After this month’s RTP 180, here’s what I’ve learned about this bigger-than-shoes topic. Wearables come in all shapes and sizes. They measure, monitor, send and receive data, and can even provide therapeutic healing. There also seems to be a common goal for wearable researchers and developers around how to make wearable technology nearly invisible, yet durable enough to withstand the wear and tear of not only our everyday lives, but also athletics and higher impact activities.
The real definition of wearables (according to Wikipedia, so you know it’s true) is clothing and accessories that incorporate computer and advanced electronic technologies. Google glass may have failed, but I have a hunch our speakers have a few things up their sleeves that will help change our world.
Dr. Steve Leboeuf, President and Co-founder of Valencell
Everyone wants to live a longer and healthier life, but who wants to wear 100 devices and look like a Ghost Buster in order to monitor their health? That’s where Leboeuf’s team and products come into a play. With a set of earbuds or a wrist band, Valencell tracks and monitors your overall health and wellbeing. For example, what diets might do very well for you, or what environments cause you to get sick the most.
Dr. Michael Daniele, North Carolina State, University of North Carolina BME
Mike has only been in the triangle for a little less than a year, but he’s making a big impact already. He came down here to explore wearable technology and biomedical engineering. Mike has a list of questions in regards to wearables, but his biggest question is: “How do I measure WHO I AM?” I can physically look at myself and see who I am, but can a wearable define who I am?
His other questions include:
Do wearables quantify people the same?
How do we define who someone is behind wearables?
Can we transfer feelings? For example: can we take what it feels like to get hit by a linebacker or falling 300 feet on a rolling coaster and transfer it to another person via a wearable device?
Sounds like Mike has a lot of all-nighters in a lab in his future.
Diana Wyman, AATCC
Diana is all about the testing of wearables along with understanding the difference between wearable tech and e-textiles. The most important test that e-textiles must pass is the laundering test. Can a device or e-textile withstand the force of a washing machine or dryer? Next, can it withstand normal wear and tear like perspiration from our bodies, exposure to sunlight, stretching etc.
Can we continue to pack electronics and textiles together and still have a good product?
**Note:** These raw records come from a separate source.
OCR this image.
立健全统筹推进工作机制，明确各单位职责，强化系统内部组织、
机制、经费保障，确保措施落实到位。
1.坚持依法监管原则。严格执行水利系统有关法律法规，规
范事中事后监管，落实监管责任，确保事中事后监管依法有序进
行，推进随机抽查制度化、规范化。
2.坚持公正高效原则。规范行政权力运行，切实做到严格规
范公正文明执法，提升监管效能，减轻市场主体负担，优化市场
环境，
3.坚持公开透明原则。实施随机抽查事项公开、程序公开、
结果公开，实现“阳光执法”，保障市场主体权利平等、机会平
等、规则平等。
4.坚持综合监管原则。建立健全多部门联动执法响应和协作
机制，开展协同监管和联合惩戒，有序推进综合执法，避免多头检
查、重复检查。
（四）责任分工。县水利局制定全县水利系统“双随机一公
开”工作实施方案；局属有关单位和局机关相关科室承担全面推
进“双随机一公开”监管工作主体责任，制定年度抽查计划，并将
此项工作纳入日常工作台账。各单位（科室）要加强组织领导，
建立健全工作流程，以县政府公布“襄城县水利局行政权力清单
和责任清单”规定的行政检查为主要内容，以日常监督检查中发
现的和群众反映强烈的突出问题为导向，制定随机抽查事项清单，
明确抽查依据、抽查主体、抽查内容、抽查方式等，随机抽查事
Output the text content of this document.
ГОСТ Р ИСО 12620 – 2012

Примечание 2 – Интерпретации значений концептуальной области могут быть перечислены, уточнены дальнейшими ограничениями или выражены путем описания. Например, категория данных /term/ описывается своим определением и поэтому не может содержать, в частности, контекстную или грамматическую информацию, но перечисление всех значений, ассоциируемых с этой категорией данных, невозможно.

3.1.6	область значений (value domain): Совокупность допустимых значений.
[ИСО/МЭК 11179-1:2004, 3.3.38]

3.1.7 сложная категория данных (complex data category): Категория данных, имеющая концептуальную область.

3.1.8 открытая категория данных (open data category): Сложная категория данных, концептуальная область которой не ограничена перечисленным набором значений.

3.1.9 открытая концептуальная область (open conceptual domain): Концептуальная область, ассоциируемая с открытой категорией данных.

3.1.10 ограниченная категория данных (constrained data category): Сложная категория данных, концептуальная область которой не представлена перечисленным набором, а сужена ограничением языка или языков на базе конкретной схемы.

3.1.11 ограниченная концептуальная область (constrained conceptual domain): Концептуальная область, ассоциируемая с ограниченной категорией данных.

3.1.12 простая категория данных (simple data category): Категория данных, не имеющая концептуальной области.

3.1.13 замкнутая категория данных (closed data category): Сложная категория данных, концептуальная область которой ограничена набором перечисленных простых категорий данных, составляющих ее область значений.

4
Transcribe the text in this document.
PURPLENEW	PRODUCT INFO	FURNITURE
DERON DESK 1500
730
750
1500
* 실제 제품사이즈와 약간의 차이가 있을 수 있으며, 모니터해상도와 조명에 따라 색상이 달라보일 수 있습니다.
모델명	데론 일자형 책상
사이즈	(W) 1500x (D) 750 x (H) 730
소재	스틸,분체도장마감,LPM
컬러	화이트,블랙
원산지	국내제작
Especially with the notion that wearable tech and e-textiles will soon need to be almost, if not completely, invisible. At the end of a day, shirt needs to still look like a normal shirt.
Measuring and monitoring our health are absolutely wonderful ideas that wearable technology can provide assistance with, but what about actually curing a disease or illness? Dr. Suh and Dr. Maccarini are in the thick of creating a wearable bra that helps fight breast cancer using thermotherapy (the use of heat).
Our 180 speakers this month really helped to show us that wearable technology is only getting started. Like I said, Google Glass might have failed, but these folks are onto something…big!